WASHINGTON — U.S. manufacturing got off to a weak start this year as motor vehicle output tumbled in January, but a rebound in factory activity in New York state this month suggested any setback would be temporary.
In a further sign the sluggish economic recovery remains on track, consumers were a bit more upbeat early this month even as they paid more for gasoline and saw an increase in taxes reduce their paychecks, other data on Friday showed.
“The economy is on a slowly improving course and it’s got enough headwinds that we are going to see some volatility in these month-by-month numbers,” said Jerry Webman, chief economist at OppenheimerFunds in New York.
Manufacturing output fell 0.4 percent last month, the Federal Reserve said. But production in November and December was much stronger than previously thought and the 3.2 percent drop in auto output — the largest since August — followed two solid months, suggesting it was just a temporary pause.
“Given that most of the weakness was due to the give-back in motor vehicle production after the 11 percent surge in activity during the last two months of last year, we expect this retreat in industrial output to be temporary,” said Millan Mulraine, senior economist at TD Securities in New York.
In a separate report, the New York Federal Reserve Bank said its “Empire State” general business conditions index, which gauges factory activity in the state, rose to 10.0 from -7.8 the month before. February’s index showed the first growth in the sector since July and the best performance since May 2012.
The rebound was driven by new orders, which hit their highest level since May 2011. Economists said the pick-up in activity likely reflected recovery from Superstorm Sandy, which
struck the East Coast in late October.
“What we are seeing in manufacturing is that growth that had been leading the economy is now roughly keeping pace with the overall economy and that’s likely to remain the case through
2013,” said Gus Faucher, senior economist at PNC Financial Services Group in Pittsburgh.
CONSUMER SENTIMENT PERKS UP
Separately, the Thomson Reuters/University of Michigan index of consumer sentiment rose to 76.3 in early February from 73.8 in January.

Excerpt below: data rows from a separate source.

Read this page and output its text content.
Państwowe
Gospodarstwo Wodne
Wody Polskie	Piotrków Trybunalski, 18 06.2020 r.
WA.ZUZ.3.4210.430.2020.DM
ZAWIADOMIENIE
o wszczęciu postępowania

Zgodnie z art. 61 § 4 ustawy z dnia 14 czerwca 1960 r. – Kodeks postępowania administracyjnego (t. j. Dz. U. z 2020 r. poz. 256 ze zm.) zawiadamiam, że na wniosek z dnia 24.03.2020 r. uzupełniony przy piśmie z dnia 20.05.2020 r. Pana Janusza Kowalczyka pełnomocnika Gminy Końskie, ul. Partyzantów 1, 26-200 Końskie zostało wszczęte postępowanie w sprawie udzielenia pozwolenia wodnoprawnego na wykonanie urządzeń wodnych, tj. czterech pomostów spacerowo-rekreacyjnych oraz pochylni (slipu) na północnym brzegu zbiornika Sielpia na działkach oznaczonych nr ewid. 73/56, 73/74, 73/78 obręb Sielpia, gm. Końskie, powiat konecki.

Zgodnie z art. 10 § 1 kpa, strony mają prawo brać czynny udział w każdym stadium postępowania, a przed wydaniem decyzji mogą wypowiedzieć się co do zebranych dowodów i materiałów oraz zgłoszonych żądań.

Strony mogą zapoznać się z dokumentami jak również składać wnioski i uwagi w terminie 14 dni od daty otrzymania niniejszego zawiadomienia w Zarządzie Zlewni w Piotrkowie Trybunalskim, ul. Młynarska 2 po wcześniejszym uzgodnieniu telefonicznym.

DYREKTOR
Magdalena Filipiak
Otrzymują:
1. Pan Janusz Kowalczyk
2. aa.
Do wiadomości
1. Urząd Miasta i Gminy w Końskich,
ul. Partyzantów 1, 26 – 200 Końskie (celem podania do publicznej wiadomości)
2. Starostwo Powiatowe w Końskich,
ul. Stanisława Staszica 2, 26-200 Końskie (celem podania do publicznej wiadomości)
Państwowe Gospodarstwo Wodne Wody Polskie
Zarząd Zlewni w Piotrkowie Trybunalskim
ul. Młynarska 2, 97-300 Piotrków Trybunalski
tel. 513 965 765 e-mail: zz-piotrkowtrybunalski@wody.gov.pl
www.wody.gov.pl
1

Households drew comfort from steady job gains, which together with rising home and stock prices should help offset a recent increase in payroll taxes and underpin consumer spending.
“Consumers are getting over the fact that their paychecks are a little smaller since the beginning of the year due to the sunset of the payroll tax holiday,” said Thomas Simons, an economist at Jefferies & Co. in New York.
“This offers some encouragement that consumption will recover following a weak month in January.”
The fairly upbeat sentiment data helped to lift the dollar against the yen, but stocks on Wall Street were little moved, consolidating after a rally that saw the Standard & Poor’s 500 index rise nearly 7 percent so far this year.
PAYING TO STAY WARM
Last month’s weakness in manufacturing contributed to pushing overall industrial production down 0.1 percent.
Production at the nation’s mines fell 1.0 percent, but cold weather boosted utilities production by 3.5 percent. The need for Americans to spend more money on utilities in January should support consumer spending this quarter.
Forecasting firm Macroeconomic Advisers raised their first-quarter growth estimate by a tenth of a percentage point to a 2.5 percent annual rate, which would be a nice step up after a dismally weak fourth quarter.